Work is currently underway to eliminate the damage caused by extensive economic activities of the past decades. More than 80,000 tons of waste have already been removed and disposed of during “spring-cleaning” efforts in Arctic territories. Our plans for the coming years include elimination of large objects of accumulated environmental damage and cleaning the Kola Bay water area.

Russia endorses the creation of a system of network programs of Arctic research in order to support multilateral projects of scientific and technological cooperation in the Far North. They cover the study of marine biodiversity, the condition of water resources, including possible use of algae as biofuels. Serious attention is paid to the problem of acidification of the waters of the Arctic Ocean.

The work of the unique Russian ice resistant self-propelled platform “North Pole” is intended to significantly contribute to the development of the Arctic research.

The Arctic remains a territory of low military and political tensions with zero potential for conflict. There is an objective need for the Russian military presence in the region to ensure safe navigation in the Arctic Ocean. Still, it is much lower compared to the Soviet times. Moreover, there are no force-related challenges in the region, especially the ones requiring NATO to build up its military presence there.

An undated satellite image shows the Bering Strait, with Chukotka, in Russia, on the left, and Alaska, in the United States, on the right. The international strait is set to see a sharp increase in shipping traffic in coming years. (NASA)

Our country delimited the marine space with its neighbors — Norway and the U.S. — in accordance with intergovernmental agreements, and the demarcation lines are not being disputed by any of the countries at the state level. As for the outer limits of the continental shelf beyond 200 nautical miles in the Arctic Ocean, the coastal Arctic States in the Ilulissat Declaration of 2008 committed to an orderly settlement of possible mutual claims on the basis of international law.

We call not for rivalry, but for peace and mutually beneficial cooperation in the region.

In order to build trust and common understanding and prevent any kind of escalation, we stand for restoring the full-scale military-political dialogue of the Arctic States, resuming the pre-2014 practice of holding annual meetings of the Chiefs of the General Staff of the armed forces of the Member States of the Arctic Council.
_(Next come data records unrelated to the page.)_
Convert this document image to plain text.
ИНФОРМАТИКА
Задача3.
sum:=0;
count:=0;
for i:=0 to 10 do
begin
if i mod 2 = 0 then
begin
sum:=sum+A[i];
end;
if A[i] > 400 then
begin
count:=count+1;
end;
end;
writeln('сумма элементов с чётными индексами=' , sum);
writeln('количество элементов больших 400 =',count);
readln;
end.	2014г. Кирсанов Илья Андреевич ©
This is an effective mechanism for maintaining regional stability. The interrupted dialogue on military and political issues could be renewed with consultations of military experts of the Arctic States.

We support the development of a legal framework to reduce the risk of accidents and marine pollution. We believe it is necessary to more effectively concentrate the emergency and rescue resources of the coastal states in the region.

Considering the rapid development of maritime activities in the Arctic — including cruise tourism — it is important to further strengthen the capacity of rapid response to possible emergencies. We support the expansion of cooperation through the Arctic Coast Guard Forum.

By the way, a very close dialogue and mechanisms of practical cooperation between the coast guards of Russia and the U.S. have been established over recent years. On the American side, the leading role is being played by the U.S. Coast Guard’s 17th District Command in Alaska. The distance between the Big Diomede and the Little Diomede islands in the Bering Strait, belonging respectively to Russia and the U.S., is less than 4 kilometers (about 2.5 miles). Joint work with the Russian FSB Border Service in the Eastern Arctic region in Kamchatka is carried out through exchanging information, patrolling and practicing rescue operations. Coordination has been established to counter poaching and prevent oil spills.

We are confident that preserving peace and stability in the Far North is possible only through mutual respect and constructive dialogue between neighbors, including a dialogue on security policy issues, showing military restraint and refusal to take provocative actions. We believe that any arising issues should be addressed through political means, at the negotiating table within the Arctic Council and other universally recognized international platforms.

Anatoly Antonov is the Russian Federation’s Ambassador to the United States.